L’argent des communes

L’argent des communes

Le directeur des finances locales à la Direction générale des Collectivités locales (DGCL), Abdelghani Guezzar, a présenté lundi dernier, les budgets des collectivités locales pour l’exercice 2005. 14,5 milliards de DH, environ, est la manne financière globale que gèrent les régions, les préfectures et les communes marocaines.
Les communes se taillent la part du lion, avec un peu moins de 12 milliards de DH, dont environ les deux tiers (8,5 milliards de DH) reviennent aux communes urbaines.
Cette année est l’une des rares, sinon la première, où la quasi-totalité des collectivités locales ont préparé leurs budgets à temps, c’est-à-dire avant le 31 décembre. C’est le fruit d’un long processus de mise à niveau initiée par la DGCL, dirigée aujourd’hui par Saâd Hassar.
Au titre de l’exercice 2005, les recettes ont enregistré une hausse de 7 %, comparativement à l’année dernière. Ce qui permettra aux collectivités locales de débourser davantage en matière de frais de fonctionnement et d’investissement. Les dépenses atteindront ainsi plus de 12 milliards de DH. Et l’excédent budgétaire demeurera supérieur à la barre des 2 milliards de DH.
A noter que les recettes des collectivités locales sont spécialement composées des transferts opérés par l’Etat. Il s’agit d’une distribution d’une partie des recettes de la TVA, de l’impôt général sur le revenu et l’impôt sur les sociétés. Par ailleurs, les collectivités locales récoltent également des impôts locaux, des taxes professionnelles ainsi que des taxes urbaines.
Les mécanismes qui ont régi l’ancien système de répartition de la TVA reposaient essentiellement sur la couverture prioritaire des déficits de fonctionnement des collectivités locales. Avec le temps, il s’est avéré que ce système enfonçait davantage les collectivités locales dans une logique d’assistanat et de survie.
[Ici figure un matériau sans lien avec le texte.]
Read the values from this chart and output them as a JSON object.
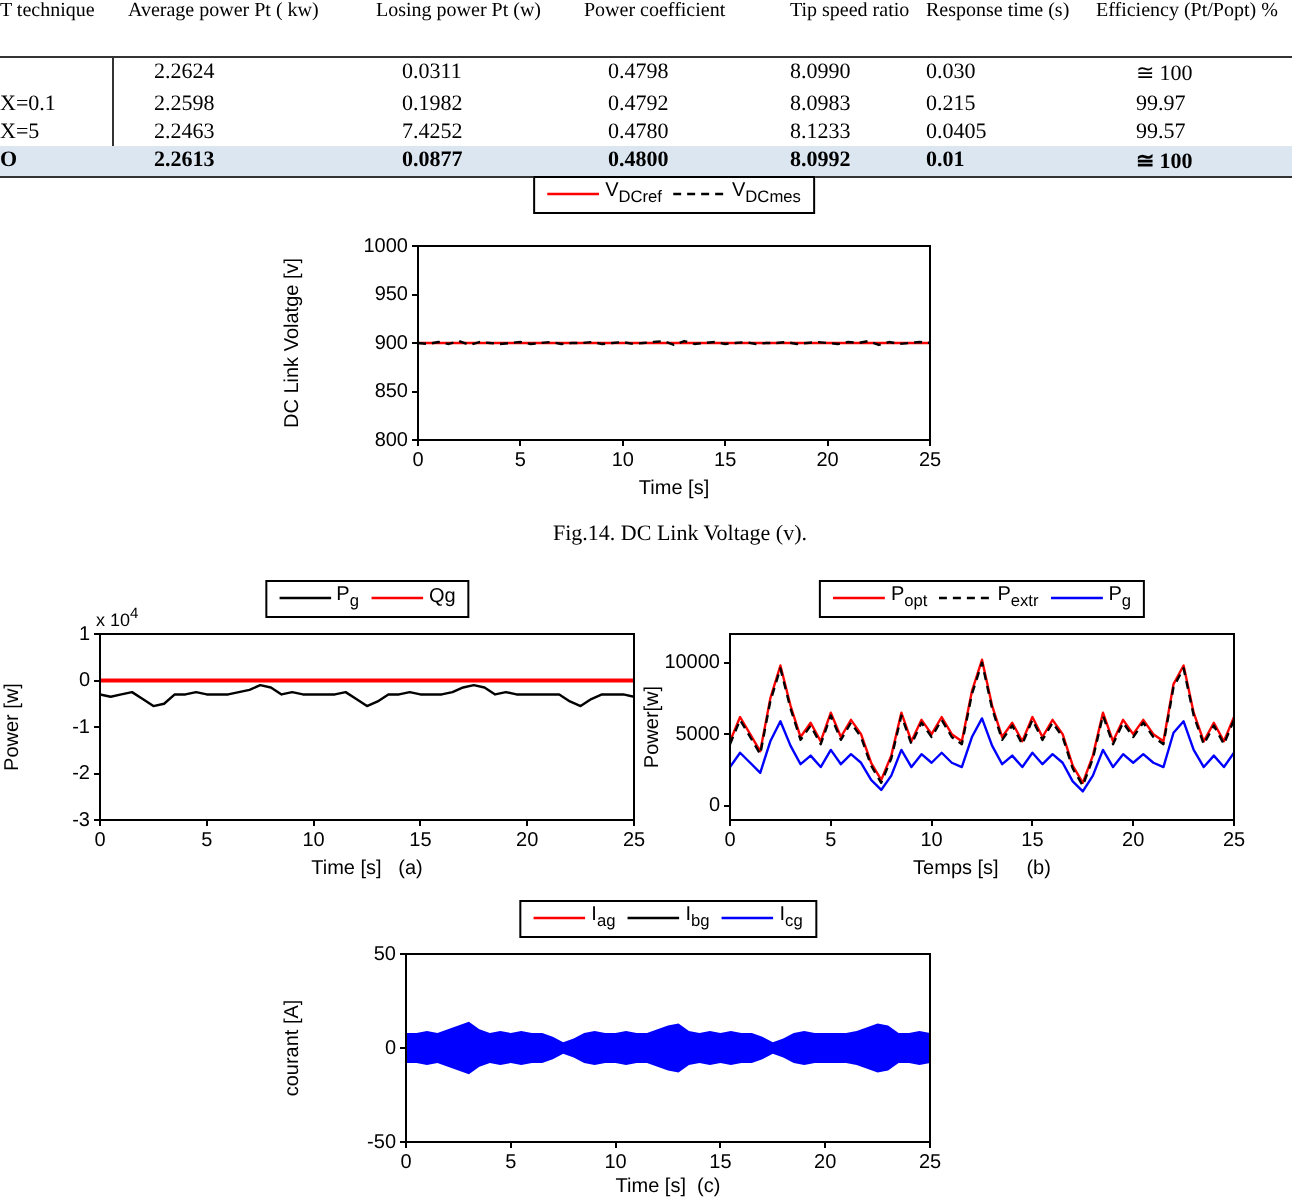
{
  "chart_data": [
    {
      "type": "other",
      "categories": [
        "T technique",
        "Average power Pt ( kw)",
        "Losing power Pt (w)",
        "Power coefficient",
        "Tip speed ratio",
        "Response time (s)",
        "Efficiency (Pt/Popt) %"
      ],
      "y_categories": [
        null,
        "X=0.1",
        "X=5",
        "O"
      ],
      "cell_labels": [
        [
          "2.2624",
          "0.0311",
          "0.4798",
          "8.0990",
          "0.030",
          "≅ 100"
        ],
        [
          "2.2598",
          "0.1982",
          "0.4792",
          "8.0983",
          "0.215",
          "99.97"
        ],
        [
          "2.2463",
          "7.4252",
          "0.4780",
          "8.1233",
          "0.0405",
          "99.57"
        ],
        [
          "2.2613",
          "0.0877",
          "0.4800",
          "8.0992",
          "0.01",
          "≅ 100"
        ]
      ]
    },
    {
      "type": "line",
      "xlabel": "Time [s]",
      "ylabel": "DC Link Volatge [v]",
      "annotations": [
        "Fig.14. DC Link Voltage (v)."
      ],
      "legend": "top",
      "xlim": [
        0,
        25
      ],
      "xticks": [
        0,
        5,
        10,
        15,
        20,
        25
      ],
      "ylim": [
        800,
        1000
      ],
      "yticks": [
        800,
        850,
        900,
        950,
        1000
      ],
      "x": [
        0,
        0.5,
        1,
        1.5,
        2,
        2.5,
        3,
        3.5,
        4,
        4.5,
        5,
        5.5,
        6,
        6.5,
        7,
        7.5,
        8,
        8.5,
        9,
        9.5,
        10,
        10.5,
        11,
        11.5,
        12,
        12.5,
        13,
        13.5,
        14,
        14.5,
        15,
        15.5,
        16,
        16.5,
        17,
        17.5,
        18,
        18.5,
        19,
        19.5,
        20,
        20.5,
        21,
        21.5,
        22,
        22.5,
        23,
        23.5,
        24,
        24.5,
        25
      ],
      "series": [
        {
          "name": "V$_{DCref}$",
          "color": "#ff0000",
          "line_style": "solid",
          "values": [
            900,
            900,
            900,
            900,
            900,
            900,
            900,
            900,
            900,
            900,
            900,
            900,
            900,
            900,
            900,
            900,
            900,
            900,
            900,
            900,
            900,
            900,
            900,
            900,
            900,
            900,
            900,
            900,
            900,
            900,
            900,
            900,
            900,
            900,
            900,
            900,
            900,
            900,
            900,
            900,
            900,
            900,
            900,
            900,
            900,
            900,
            900,
            900,
            900,
            900,
            900
          ]
        },
        {
          "name": "V$_{DCmes}$",
          "color": "#000000",
          "line_style": "dashed",
          "values": [
            900,
            899,
            901,
            899,
            902,
            898,
            901,
            900,
            899,
            900,
            901,
            899,
            900,
            901,
            899,
            900,
            900,
            901,
            899,
            900,
            901,
            899,
            900,
            901,
            902,
            898,
            902,
            899,
            900,
            901,
            899,
            900,
            901,
            899,
            900,
            900,
            901,
            899,
            900,
            901,
            900,
            899,
            901,
            900,
            902,
            898,
            901,
            899,
            900,
            901,
            900
          ]
        }
      ]
    },
    {
      "type": "line",
      "xlabel": "Time [s]   (a)",
      "ylabel": "Power [w]",
      "annotations": [
        "x 10$^{4}$"
      ],
      "legend": "top",
      "xlim": [
        0,
        25
      ],
      "xticks": [
        0,
        5,
        10,
        15,
        20,
        25
      ],
      "ylim": [
        -3,
        1
      ],
      "yticks": [
        -3,
        -2,
        -1,
        0,
        1
      ],
      "x": [
        0,
        0.5,
        1,
        1.5,
        2,
        2.5,
        3,
        3.5,
        4,
        4.5,
        5,
        5.5,
        6,
        6.5,
        7,
        7.5,
        8,
        8.5,
        9,
        9.5,
        10,
        10.5,
        11,
        11.5,
        12,
        12.5,
        13,
        13.5,
        14,
        14.5,
        15,
        15.5,
        16,
        16.5,
        17,
        17.5,
        18,
        18.5,
        19,
        19.5,
        20,
        20.5,
        21,
        21.5,
        22,
        22.5,
        23,
        23.5,
        24,
        24.5,
        25
      ],
      "series": [
        {
          "name": "P$_{g}$",
          "color": "#000000",
          "line_style": "solid",
          "values": [
            -0.3,
            -0.35,
            -0.3,
            -0.25,
            -0.4,
            -0.55,
            -0.5,
            -0.3,
            -0.3,
            -0.25,
            -0.3,
            -0.3,
            -0.3,
            -0.25,
            -0.2,
            -0.1,
            -0.15,
            -0.3,
            -0.25,
            -0.3,
            -0.3,
            -0.3,
            -0.3,
            -0.25,
            -0.4,
            -0.55,
            -0.45,
            -0.3,
            -0.3,
            -0.25,
            -0.3,
            -0.3,
            -0.3,
            -0.25,
            -0.15,
            -0.1,
            -0.15,
            -0.3,
            -0.25,
            -0.3,
            -0.3,
            -0.3,
            -0.3,
            -0.3,
            -0.45,
            -0.55,
            -0.4,
            -0.3,
            -0.3,
            -0.3,
            -0.35
          ]
        },
        {
          "name": "Qg",
          "color": "#ff0000",
          "line_style": "solid",
          "values": [
            0,
            0,
            0,
            0,
            0,
            0,
            0,
            0,
            0,
            0,
            0,
            0,
            0,
            0,
            0,
            0,
            0,
            0,
            0,
            0,
            0,
            0,
            0,
            0,
            0,
            0,
            0,
            0,
            0,
            0,
            0,
            0,
            0,
            0,
            0,
            0,
            0,
            0,
            0,
            0,
            0,
            0,
            0,
            0,
            0,
            0,
            0,
            0,
            0,
            0,
            0
          ]
        }
      ]
    },
    {
      "type": "line",
      "xlabel": "Temps [s]     (b)",
      "ylabel": "Power[w]",
      "legend": "top",
      "xlim": [
        0,
        25
      ],
      "xticks": [
        0,
        5,
        10,
        15,
        20,
        25
      ],
      "ylim": [
        -1000,
        12000
      ],
      "yticks": [
        0,
        5000,
        10000
      ],
      "x": [
        0,
        0.5,
        1,
        1.5,
        2,
        2.5,
        3,
        3.5,
        4,
        4.5,
        5,
        5.5,
        6,
        6.5,
        7,
        7.5,
        8,
        8.5,
        9,
        9.5,
        10,
        10.5,
        11,
        11.5,
        12,
        12.5,
        13,
        13.5,
        14,
        14.5,
        15,
        15.5,
        16,
        16.5,
        17,
        17.5,
        18,
        18.5,
        19,
        19.5,
        20,
        20.5,
        21,
        21.5,
        22,
        22.5,
        23,
        23.5,
        24,
        24.5,
        25
      ],
      "series": [
        {
          "name": "P$_{opt}$",
          "color": "#ff0000",
          "line_style": "solid",
          "values": [
            4500,
            6200,
            5000,
            3800,
            7500,
            9800,
            7000,
            4800,
            5800,
            4500,
            6500,
            4800,
            6000,
            5000,
            3000,
            1800,
            3500,
            6500,
            4500,
            6000,
            5000,
            6200,
            5000,
            4500,
            8000,
            10200,
            7000,
            4800,
            5800,
            4500,
            6200,
            4800,
            6000,
            5000,
            2800,
            1600,
            3500,
            6500,
            4500,
            6000,
            5000,
            6000,
            5000,
            4500,
            8500,
            9800,
            6500,
            4500,
            5800,
            4500,
            6200
          ]
        },
        {
          "name": "P$_{extr}$",
          "color": "#000000",
          "line_style": "dashed",
          "values": [
            4300,
            6000,
            4800,
            3600,
            7300,
            9600,
            6800,
            4600,
            5600,
            4300,
            6300,
            4600,
            5800,
            4800,
            2800,
            1600,
            3300,
            6300,
            4300,
            5800,
            4800,
            6000,
            4800,
            4300,
            7800,
            10000,
            6800,
            4600,
            5600,
            4300,
            6000,
            4600,
            5800,
            4800,
            2600,
            1400,
            3300,
            6300,
            4300,
            5800,
            4800,
            5800,
            4800,
            4300,
            8300,
            9600,
            6300,
            4300,
            5600,
            4300,
            6000
          ]
        },
        {
          "name": "P$_{g}$",
          "color": "#0000ff",
          "line_style": "solid",
          "values": [
            2700,
            3700,
            3000,
            2300,
            4500,
            5900,
            4200,
            2900,
            3500,
            2700,
            3900,
            2900,
            3600,
            3000,
            1800,
            1100,
            2100,
            3900,
            2700,
            3600,
            3000,
            3700,
            3000,
            2700,
            4800,
            6100,
            4200,
            2900,
            3500,
            2700,
            3700,
            2900,
            3600,
            3000,
            1700,
            1000,
            2100,
            3900,
            2700,
            3600,
            3000,
            3600,
            3000,
            2700,
            5100,
            5900,
            3900,
            2700,
            3500,
            2700,
            3700
          ]
        }
      ]
    },
    {
      "type": "line",
      "xlabel": "Time [s]  (c)",
      "ylabel": "courant [A]",
      "legend": "top",
      "xlim": [
        0,
        25
      ],
      "xticks": [
        0,
        5,
        10,
        15,
        20,
        25
      ],
      "ylim": [
        -50,
        50
      ],
      "yticks": [
        -50,
        0,
        50
      ],
      "x": [
        0,
        0.5,
        1,
        1.5,
        2,
        2.5,
        3,
        3.5,
        4,
        4.5,
        5,
        5.5,
        6,
        6.5,
        7,
        7.5,
        8,
        8.5,
        9,
        9.5,
        10,
        10.5,
        11,
        11.5,
        12,
        12.5,
        13,
        13.5,
        14,
        14.5,
        15,
        15.5,
        16,
        16.5,
        17,
        17.5,
        18,
        18.5,
        19,
        19.5,
        20,
        20.5,
        21,
        21.5,
        22,
        22.5,
        23,
        23.5,
        24,
        24.5,
        25
      ],
      "series": [
        {
          "name": "I$_{ag}$",
          "color": "#ff0000",
          "line_style": "solid",
          "values": [
            null,
            null,
            null,
            null,
            null,
            null,
            null,
            null,
            null,
            null,
            null,
            null,
            null,
            null,
            null,
            null,
            null,
            null,
            null,
            null,
            null,
            null,
            null,
            null,
            null,
            null,
            null,
            null,
            null,
            null,
            null,
            null,
            null,
            null,
            null,
            null,
            null,
            null,
            null,
            null,
            null,
            null,
            null,
            null,
            null,
            null,
            null,
            null,
            null,
            null,
            null
          ]
        },
        {
          "name": "I$_{bg}$",
          "color": "#000000",
          "line_style": "solid",
          "values": [
            null,
            null,
            null,
            null,
            null,
            null,
            null,
            null,
            null,
            null,
            null,
            null,
            null,
            null,
            null,
            null,
            null,
            null,
            null,
            null,
            null,
            null,
            null,
            null,
            null,
            null,
            null,
            null,
            null,
            null,
            null,
            null,
            null,
            null,
            null,
            null,
            null,
            null,
            null,
            null,
            null,
            null,
            null,
            null,
            null,
            null,
            null,
            null,
            null,
            null,
            null
          ]
        },
        {
          "name": "I$_{cg}$",
          "color": "#0000ff",
          "line_style": "solid",
          "values": [
            null,
            null,
            null,
            null,
            null,
            null,
            null,
            null,
            null,
            null,
            null,
            null,
            null,
            null,
            null,
            null,
            null,
            null,
            null,
            null,
            null,
            null,
            null,
            null,
            null,
            null,
            null,
            null,
            null,
            null,
            null,
            null,
            null,
            null,
            null,
            null,
            null,
            null,
            null,
            null,
            null,
            null,
            null,
            null,
            null,
            null,
            null,
            null,
            null,
            null,
            null
          ],
          "upper": [
            8,
            8,
            9,
            8,
            10,
            12,
            14,
            10,
            8,
            9,
            8,
            9,
            8,
            8,
            6,
            3,
            5,
            8,
            9,
            8,
            8,
            9,
            8,
            8,
            10,
            12,
            13,
            9,
            8,
            9,
            8,
            9,
            8,
            8,
            6,
            3,
            5,
            8,
            9,
            8,
            8,
            8,
            8,
            9,
            11,
            13,
            12,
            8,
            8,
            9,
            8
          ],
          "lower": [
            -8,
            -8,
            -9,
            -8,
            -10,
            -12,
            -14,
            -10,
            -8,
            -9,
            -8,
            -9,
            -8,
            -8,
            -6,
            -3,
            -5,
            -8,
            -9,
            -8,
            -8,
            -9,
            -8,
            -8,
            -10,
            -12,
            -13,
            -9,
            -8,
            -9,
            -8,
            -9,
            -8,
            -8,
            -6,
            -3,
            -5,
            -8,
            -9,
            -8,
            -8,
            -8,
            -8,
            -9,
            -11,
            -13,
            -12,
            -8,
            -8,
            -9,
            -8
          ]
        }
      ]
    }
  ]
}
D’où l’idée développée par le ministère de l’Intérieur, de baser la répartition de la TVA sur des critères simples, objectifs et transparents. Le but étant bien évidemment de pousser les collectivités locales à développer leurs ressources propres et promouvoir l’épargne. Un principe nommé « globalisation de la dotation TVA ». Il permet, entre autres, de développer des réflexes de compression des dépenses de fonctionnement chez les élus, et surtout d’améliorer la planification des investissements et des choix budgétaires.
En tout cas, même si le ministère de l’Intérieur a entamé un allègement de la tutelle sur les actes budgétaires des collectivités locales, la réalité a révélé que ces dernières ont encore besoin d’être encadrées pour éviter les dérapages, surtout au niveau des budgets de fonctionnement.
Dans le processus de mise à niveau des collectivités locales, le Fonds d’Equipement communal (FEC) occupe une place très importante. Le FEC, banquier des collectivités locales, contribue annuellement à hauteur d’un milliard de DH au financement des équipements municipaux. Depuis quelques années, ce fonds connaît de véritables dysfonctionnements. Il s’agit essentiellement de problèmes de mobilisation de ressources et de trésorerie, et de la pratique de coûts élevés du crédit octroyé aux collectivités par rapport aux taux du marché. Conscient de la situation du FEC et du rôle qu’il peut jouer dans le développement économique des communes marocaines, le ministère de l’Intérieur a lancé, depuis quelques mois, un programme de restructuration du FEC, qui sera transformé, à terme, en société anonyme. D’ailleurs, le ministère de l’Intérieur, El Mostafa Sahel, a occupé le poste de DG du FEC pendant plus de trois ans (1995-1998). Il connaît donc bien les maux dont souffre le Fonds.